With a knack I've never attained, the Fool made all the food ready at once, so that the deep brown coffee steamed alongside the fish and the vegetables, while a stack of hearth cakes held their warmth under a clean cloth. We sat down to the table together, and the Fool set out a slab of the tender fish for the wolf, who dutifully ate it though he would have preferred it raw and cold.
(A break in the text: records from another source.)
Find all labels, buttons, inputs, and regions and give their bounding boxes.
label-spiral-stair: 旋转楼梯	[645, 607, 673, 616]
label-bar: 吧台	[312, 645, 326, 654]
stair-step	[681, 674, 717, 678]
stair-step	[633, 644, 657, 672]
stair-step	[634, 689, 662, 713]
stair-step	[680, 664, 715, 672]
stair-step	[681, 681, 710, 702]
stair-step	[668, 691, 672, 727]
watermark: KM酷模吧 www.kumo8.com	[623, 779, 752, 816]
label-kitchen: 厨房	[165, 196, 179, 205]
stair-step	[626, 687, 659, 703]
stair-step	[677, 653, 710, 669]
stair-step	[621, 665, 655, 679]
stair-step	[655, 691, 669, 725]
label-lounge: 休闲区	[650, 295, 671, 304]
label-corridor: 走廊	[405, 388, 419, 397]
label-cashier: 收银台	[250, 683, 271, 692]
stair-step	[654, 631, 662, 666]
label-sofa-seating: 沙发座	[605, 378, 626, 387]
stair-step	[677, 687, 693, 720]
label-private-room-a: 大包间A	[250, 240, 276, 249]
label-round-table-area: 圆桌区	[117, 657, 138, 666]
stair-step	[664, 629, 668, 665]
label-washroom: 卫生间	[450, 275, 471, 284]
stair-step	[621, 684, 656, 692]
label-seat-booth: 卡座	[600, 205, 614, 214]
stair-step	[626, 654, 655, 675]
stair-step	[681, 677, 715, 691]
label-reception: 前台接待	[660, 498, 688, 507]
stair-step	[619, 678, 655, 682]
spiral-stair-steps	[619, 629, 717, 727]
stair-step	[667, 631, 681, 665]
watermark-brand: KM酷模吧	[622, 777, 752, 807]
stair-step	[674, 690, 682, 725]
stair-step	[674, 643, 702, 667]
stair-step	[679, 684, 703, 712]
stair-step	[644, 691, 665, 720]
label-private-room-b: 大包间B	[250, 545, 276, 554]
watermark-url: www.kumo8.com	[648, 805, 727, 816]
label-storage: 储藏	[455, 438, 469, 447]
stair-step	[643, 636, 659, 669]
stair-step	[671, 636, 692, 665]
The cabin door stood open on a starry night; the fellowship of shared food on a pleasantly mild evening filled the house and overflowed.

 

We heaped the dirty dishes aside to deal with later, and took more coffee out onto the porch. It was my first experience of the foreign stuff. The hot brown liquid smelled better than it tasted, but sharpened the mind pleasantly. Somehow we ended up walking down to the stream together, our cups warm in our hands. The wolf drank long there of the cool water, and then we strolled back, to pause by the garden. The Fool spun the beads on Jinna's charm as I told him the tale of it. He flicked the bell with a long fingertip, and a single silver chime spun spreading into the night. We visited his horse, and I shut the door on the chicken house to keep the poultry safe for the night. We wandered back to the cabin and I sat down on the edge of the porch. Without a word, the Fool took my empty cup back into the house.